Bientôt le frappeur de choix dans la Nationale?

Le commissaire du baseball majeur, Rob Manfred, dit que les clubs de la Ligue nationale pourraient être plus ouverts au frappeur de choix que par le passé même si les propriétaires d’équipes ont conclu deux jours de réunions sans avoir vraiment abordé le dossier.

Un rendement à l’attaque en déclin et des blessures subies par des lanceurs alors qu’ils étaient au bâton pourraient laisser croire à une porte ouverte pour le frappeur de choix — qui frappe à la place du lanceur et ne joue pas en défensive —, qui est utilisé dans la Ligue américaine depuis 1973.

Le directeur général des Cardinals de St. Louis, John Mozeliak, y a fait allusion la semaine dernière, mais les proprios n’ont pas voulu se prononcer cette semaine.

«Cela n’a même pas fait partie des discussions, a dit Joe Torre, le chef du secteur baseball des ligues majeures. Il n’y a pas eu d’échanges là-dessus.»

L’hérésie d’autrefois

Cela pourrait toutefois changer. Le baseball entame la dernière année de la présente convention collective et les joueurs sont en faveur d’étendre le recours au frappeur de choix, ce qui créerait davantage de postes à haut salaire. Le dossier doit obligatoirement faire l’objet de négociations.

«Il y a 20 ans, quand vous parliez du frappeur de choix aux propriétaires de la Nationale, vous passiez pour un hérétique, a dit Manfred. Cela dit, le groupe a de nouveaux visages, et je pense qu’il y a en général une volonté de modifier le jeu d’une manière qui plairait aux partisan tout en respectant les traditions du baseball.»

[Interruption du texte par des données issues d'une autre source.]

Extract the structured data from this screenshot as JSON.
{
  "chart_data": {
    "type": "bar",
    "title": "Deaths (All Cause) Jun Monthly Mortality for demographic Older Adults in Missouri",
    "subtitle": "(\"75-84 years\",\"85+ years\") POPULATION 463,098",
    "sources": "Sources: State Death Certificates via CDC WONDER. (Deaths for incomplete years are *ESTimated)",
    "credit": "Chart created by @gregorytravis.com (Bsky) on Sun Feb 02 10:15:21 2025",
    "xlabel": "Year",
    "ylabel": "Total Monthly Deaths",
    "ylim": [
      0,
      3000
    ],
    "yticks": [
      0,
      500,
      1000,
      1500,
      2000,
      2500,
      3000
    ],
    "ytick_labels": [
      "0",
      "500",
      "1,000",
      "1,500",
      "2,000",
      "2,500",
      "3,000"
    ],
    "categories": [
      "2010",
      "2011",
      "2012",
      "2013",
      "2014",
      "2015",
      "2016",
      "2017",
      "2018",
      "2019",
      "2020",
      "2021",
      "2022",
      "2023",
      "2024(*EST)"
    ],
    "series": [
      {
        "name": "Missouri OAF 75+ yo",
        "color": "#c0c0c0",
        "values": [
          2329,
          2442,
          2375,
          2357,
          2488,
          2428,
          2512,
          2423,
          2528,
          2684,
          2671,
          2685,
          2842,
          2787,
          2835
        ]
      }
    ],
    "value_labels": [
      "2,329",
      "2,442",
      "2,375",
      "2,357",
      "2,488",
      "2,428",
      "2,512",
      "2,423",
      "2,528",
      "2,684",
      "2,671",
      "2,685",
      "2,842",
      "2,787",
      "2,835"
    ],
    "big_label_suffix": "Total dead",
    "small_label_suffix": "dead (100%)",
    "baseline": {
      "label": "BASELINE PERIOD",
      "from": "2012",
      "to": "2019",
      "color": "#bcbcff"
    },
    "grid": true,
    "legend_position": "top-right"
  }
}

Une baisse offensive pourrait être un facteur de changement. La moyenne au bâton collective a été ,254 l’an dernier et de ,251 en 2014, les plus basses depuis un ,244 en 1972, qui a amené l’Américaine a introduire le frappeur de choix dès l’année suivante.

Le fait que des lanceurs se soient blessés à l’occasion d’une présence au marbre ou en courant sur les sentiers pourrait également peser dans la balance.

Par ailleurs, le baseball majeur a légèrement modifié sa politique sur l’utilisation des reprises vidéo. Quand une balle quittera le terrain, par exemple sur un relais largement hors cible ou en raison de l’obstruction d’un amateur, les arbitres pourront s’y référer pour déterminer à quels buts placer les coureurs.